Just like liberals.....can't even complete a thought, without trying to get into the federal Treasury.
If you'd read the rest of my reply before teeing me up, you'd see that I also contemplated the possibility that they remained in the Union service, because their own construction of the secession issue, viz. their personal political opinions, led them away from that duty to their neighbors that Lee exalted over his own political opinion. Lee was mistaken in his opinion of the States' rights to secede, but he wasn't so bullheaded as to allow his opinion, no matter how firmly held, to lead him to a clash of arms with his Virginia countrymen.

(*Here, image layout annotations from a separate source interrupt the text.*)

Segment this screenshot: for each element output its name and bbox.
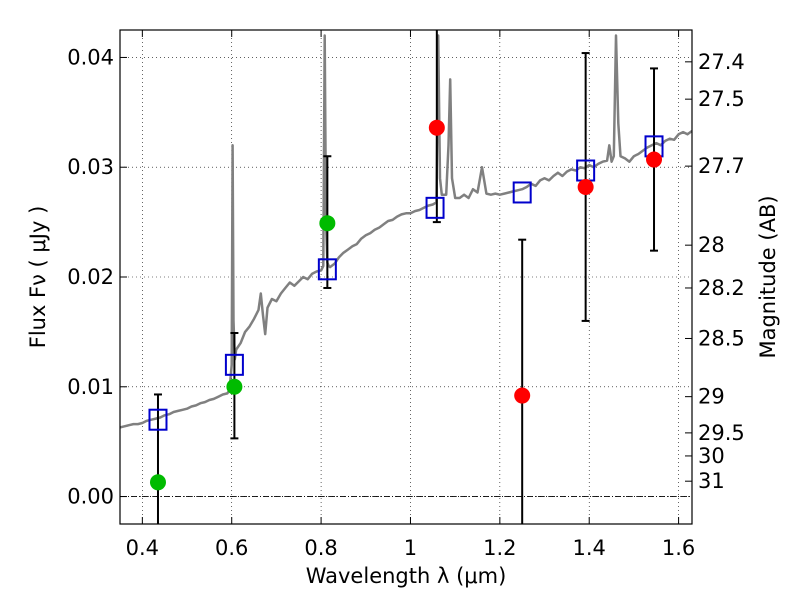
red-data-point bbox=[514, 387, 531, 404]
data-layer bbox=[120, 34, 692, 429]
plot-background bbox=[120, 30, 692, 524]
y2-tick-label: 27.5 bbox=[698, 87, 745, 111]
markers bbox=[148, 119, 664, 491]
y2-tick-label: 27.4 bbox=[698, 50, 745, 74]
model-photometry-square bbox=[425, 196, 445, 219]
y2-tick-label: 28 bbox=[698, 233, 725, 257]
green-data-point bbox=[319, 215, 336, 232]
x-tick-label: 0.6 bbox=[215, 536, 248, 560]
y-tick-label: 0.03 bbox=[67, 155, 114, 179]
y2-tick-label: 31 bbox=[698, 469, 725, 493]
red-data-point bbox=[646, 151, 663, 168]
y-tick-label: 0.01 bbox=[67, 375, 114, 399]
y2-tick-label: 27.7 bbox=[698, 154, 745, 178]
y2-tick-label: 28.5 bbox=[698, 326, 745, 350]
model-photometry-square bbox=[148, 408, 168, 431]
x-axis-label: Wavelength λ (μm) bbox=[306, 564, 507, 588]
model-photometry-square bbox=[512, 181, 532, 204]
x-tick-label: 1 bbox=[404, 536, 417, 560]
green-data-point bbox=[226, 378, 243, 395]
y2-tick-label: 29 bbox=[698, 385, 725, 409]
y2-tick-label: 28.2 bbox=[698, 276, 745, 300]
model-photometry-square bbox=[224, 353, 244, 376]
y-tick-label: 0.02 bbox=[67, 265, 114, 289]
red-data-point bbox=[577, 178, 594, 195]
y2-axis-label: Magnitude (AB) bbox=[756, 195, 780, 358]
x-tick-label: 1.2 bbox=[483, 536, 516, 560]
y-axis-label: Flux Fν ( μJy ) bbox=[26, 206, 50, 349]
red-data-point bbox=[428, 119, 445, 136]
ticks: 0.4 0.6 0.8 1 1.2 1.4 1.6 0.00 0.01 0.02 0.03 0.04 2… bbox=[67, 30, 745, 560]
x-tick-label: 0.4 bbox=[126, 536, 159, 560]
model-photometry-square bbox=[317, 258, 337, 281]
y2-tick-label: 29.5 bbox=[698, 421, 745, 445]
model-spectrum-line bbox=[120, 34, 692, 429]
green-data-point bbox=[149, 474, 166, 491]
x-tick-label: 0.8 bbox=[304, 536, 337, 560]
error-bars bbox=[153, 30, 659, 524]
x-tick-label: 1.4 bbox=[573, 536, 606, 560]
y-tick-label: 0.04 bbox=[67, 45, 114, 69]
y2-tick-label: 30 bbox=[698, 444, 725, 468]
y-tick-label: 0.00 bbox=[67, 485, 114, 509]
x-tick-label: 1.6 bbox=[662, 536, 695, 560]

And, for the record, I don't have a marble saint. I've just expended quite a few electrons back up the thread (maybe you skipped those posts) agreeing with WP that Lee had serious weaknesses as a commander and as chief military advisor to Jefferson Davis and the Confederate government.
ROTFLMAO!
You understand - they don't. It's not what was said AFTER ratification, it's what was said before ratification. Kudos to you suh!